Besides, I scaled up the dataset to twice the size, making the model even more robust. Consequently, the wand can correctly identify all the six target gestures with much-enhanced performance.
I remain on schedule as per the project timeline.
When developing, I tried out quite a number of model architectures with the aim of determining the one that best fits the task of classifying gestures based on the IMU. I started with a simple RNN, which could capture basic motion patterns but showed poor generalization. I then experimented with an LSTM architecture, which improved on training accuracy but overfitted quickly with our small dataset and required long training times. To balance spatial and temporal modeling, I chose Conv1D + LSTM, but it did not produce better accuracy. Lastly, I tested Conv1D-based CNN with two small-kernel convolutional layers, flatten, and dropout layers. This model had the highest validation accuracy throughout and was within the size limit.
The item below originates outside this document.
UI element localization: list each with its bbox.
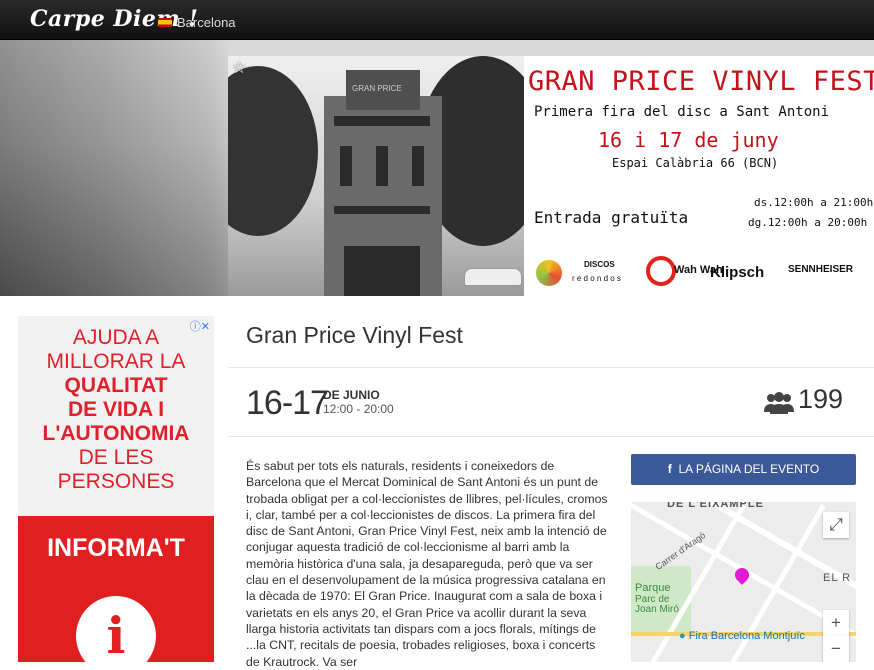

I learned new skills in time-series modeling, model optimization, and data augmentation. I watched YouTube tutorials to learn key modeling techniques. I referred to TensorFlow documentation for implementing and tuning. Additionally, I read blog posts and Stack Overflow discussions to troubleshoot overfitting and understand best practices for dropout and kernel sizing. These helped me to quickly iterate and effectively tailor the model to meet our system constraints.